The Developer Experience  

If a developer audience is the target of your ad campaigns, you care as much as your brand’s product engineers do about the developer experience. If you are using advertising to attract developers to your brand’s product, tool, feature, or developer community, then the developer experience begins with your ad. The best intentions, however, can go horribly awry unless you avoid these developer experience advertising don’ts.

No Walls


Nothing pisses off developers more than a request for a credit card number just to view technical content or to try a new product. Sure, once your brand has demonstrated value, developers understand the need to pay. But just to give your solution a whirl? Nope.

Information Walls That Ask for Phone Numbers

Developers understand the need to give some information. A name and email, and even a company name are fine. But not a phone number. (They’ll likely give you a fake phone number anyway.)

Attract, Don’t Distract

Developers enjoy spending time in digital professional environments, including industry newsletters, developer influencer websites and shows, developer forums, and developer portals. While they expect to see brands advertising programming tools in professional online environments, they are there for a reason. They are trying to absorb content they find valuable. Attracting their attention with banner advertising is fine. But distracting them from information or obscuring the technical or industry content they came to consume isn’t a wise move. They won’t respond, and you risk damaging their opinion of your brand.

Don’t Mislead

If there is going to be a cost to what you are advertising, just announce it. Make it clear in the ad or the landing page what they must give to get what they want. Your ad should be accurate as well. For example, don’t present an offer as free if they are still going to have to give a credit card number.
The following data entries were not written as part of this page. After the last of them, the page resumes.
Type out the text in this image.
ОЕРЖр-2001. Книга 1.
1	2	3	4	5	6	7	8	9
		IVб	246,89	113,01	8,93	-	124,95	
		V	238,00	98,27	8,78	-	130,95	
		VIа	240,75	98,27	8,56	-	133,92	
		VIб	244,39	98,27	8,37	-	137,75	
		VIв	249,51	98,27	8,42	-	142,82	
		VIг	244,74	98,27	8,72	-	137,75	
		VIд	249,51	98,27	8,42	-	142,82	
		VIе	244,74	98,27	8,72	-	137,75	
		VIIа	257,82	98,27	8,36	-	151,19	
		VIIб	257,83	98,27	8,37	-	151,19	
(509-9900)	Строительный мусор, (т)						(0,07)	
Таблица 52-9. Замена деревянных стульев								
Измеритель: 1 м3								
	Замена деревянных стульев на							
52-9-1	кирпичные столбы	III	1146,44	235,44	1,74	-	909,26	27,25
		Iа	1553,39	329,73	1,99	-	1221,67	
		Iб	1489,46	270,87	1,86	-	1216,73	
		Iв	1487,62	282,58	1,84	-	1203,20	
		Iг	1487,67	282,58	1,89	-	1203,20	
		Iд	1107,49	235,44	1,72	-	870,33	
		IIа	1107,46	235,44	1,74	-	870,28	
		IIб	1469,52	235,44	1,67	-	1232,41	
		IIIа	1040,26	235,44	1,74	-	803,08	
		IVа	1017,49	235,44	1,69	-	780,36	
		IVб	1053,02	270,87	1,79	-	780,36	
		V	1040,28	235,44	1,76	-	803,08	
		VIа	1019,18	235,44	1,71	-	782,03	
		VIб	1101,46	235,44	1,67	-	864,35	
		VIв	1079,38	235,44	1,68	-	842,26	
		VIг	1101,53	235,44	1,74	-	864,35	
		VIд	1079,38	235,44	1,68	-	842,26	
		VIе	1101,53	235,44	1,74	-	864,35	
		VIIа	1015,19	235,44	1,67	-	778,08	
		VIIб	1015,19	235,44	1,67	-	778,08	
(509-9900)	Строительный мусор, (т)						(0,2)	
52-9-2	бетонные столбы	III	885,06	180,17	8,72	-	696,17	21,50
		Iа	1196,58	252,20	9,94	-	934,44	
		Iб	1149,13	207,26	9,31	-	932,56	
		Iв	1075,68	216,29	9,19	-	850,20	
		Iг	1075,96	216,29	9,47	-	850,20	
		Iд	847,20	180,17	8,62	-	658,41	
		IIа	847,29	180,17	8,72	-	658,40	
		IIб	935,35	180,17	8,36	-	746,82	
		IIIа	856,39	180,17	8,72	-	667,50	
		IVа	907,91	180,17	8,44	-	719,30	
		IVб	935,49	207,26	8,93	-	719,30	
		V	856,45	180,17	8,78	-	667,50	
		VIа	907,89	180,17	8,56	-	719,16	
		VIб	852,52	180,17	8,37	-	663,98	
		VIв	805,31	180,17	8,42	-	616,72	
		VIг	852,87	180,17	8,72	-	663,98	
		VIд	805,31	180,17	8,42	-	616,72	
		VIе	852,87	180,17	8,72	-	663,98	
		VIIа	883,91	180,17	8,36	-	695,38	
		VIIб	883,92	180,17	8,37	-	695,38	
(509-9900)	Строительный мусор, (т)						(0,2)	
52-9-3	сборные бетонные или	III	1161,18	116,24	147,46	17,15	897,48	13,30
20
Don’t Destroy The Developer Experience With Bad Advertising

Developers aren’t naive. They understand that to get something, they have to give something. That can mean their attention, their time, their email, or their payment information. But be mindful of what you’re asking for. Don’t start out asking for too much. And absolutely do not mislead developers about what you need and what they’ll receive in return. Avoid these don’ts, and your brand is more likely to create a positive brand identity by creating a positive developer experience from the first ad.